Subject AI applications and organizations to ex ante audits. Today, there is a strong evidential basis for the claim that some applications of AI simply are not worth pursuing, either because their benefits could never outweigh their harms or because we lack the technical or sociotechnical capacity to ensure that they will be ethical. Yet, as noted above, the discourse often makes little room for a thoroughly anticipatory evaluation of potential risks. Therefore, one way to counteract AI risks is to establish pre-development assessments of a proposed system’s risks, and to weigh these against its expected benefits. In determining whether to engage in a particular government application of AI or to support the development by a private entity of an AI for a novel application (say through R&D grants), states could develop a process (perhaps executed by an independent body) that exhaustively evaluates:
- The anticipated net benefit of the system. This assessment must be based on a reasonable estimation of technical capacity (that is, an expected benefit cannot be contingent on an as yet unachieved technical breakthrough);
- The risks of the proposed system, both primary (e.g. what would happen if the system fails?) and secondary (e.g. would it require the creation or diffusion of a dataset that is vulnerable to abuse or attack?);
- Whether the entity that is developing and deploying the AI system has the appropriate sociotechnical capability/readiness to create a safe, fair system in a transparent and accountable manner;
- Whether the developing and deploying entity will have the capacity to consistently monitor, respond to, and be held accountable for unanticipated primary and secondary effects;
- Whether the system’s ethical problems have known clear solutions or would, instead, rely on unproven technical measures; and
- Whether non-technical or non-AI solutions (which have an existing regulatory infrastructure) could be used in place of the AI system to solve the same challenge with fewer risks.

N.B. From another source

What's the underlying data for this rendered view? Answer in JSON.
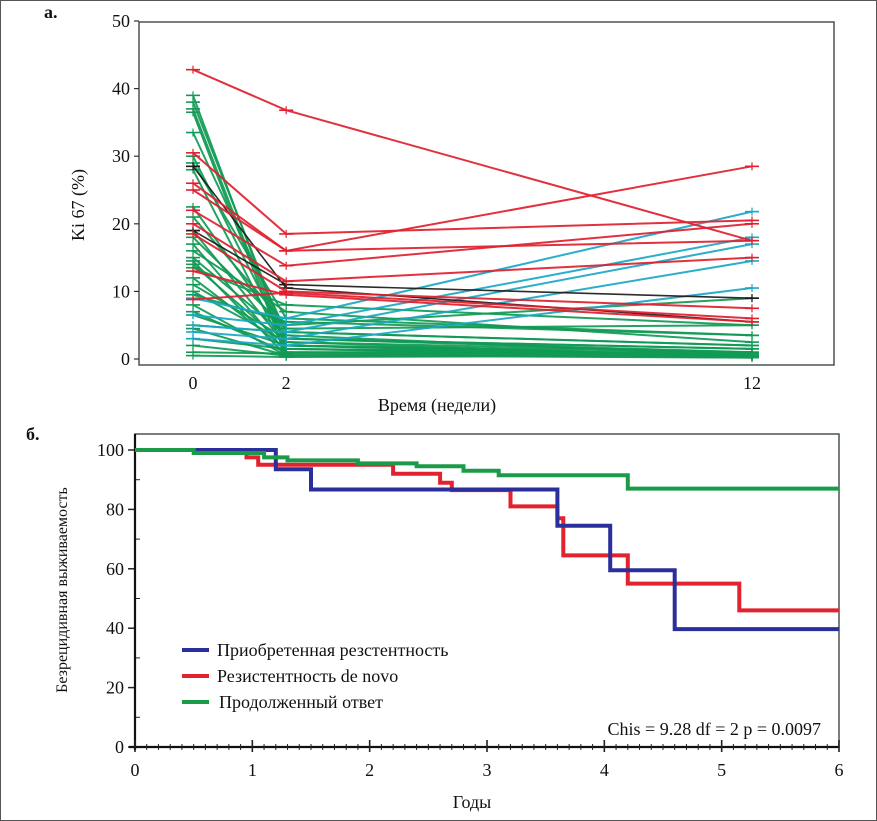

Such evaluations would better enable states to predict and avoid risks and harms, and to focus more tightly on proven technologies and solutions. While there are certainly difficulties in anticipating all of the issues that AI might exhibit in real life, this process could be a valuable step in tempering strategies and policies that would otherwise encourage organizations to experiment with the technology as widely and quickly as possible, without regard for either the risks of doing so or the possibility that the system will not actually generate any gains.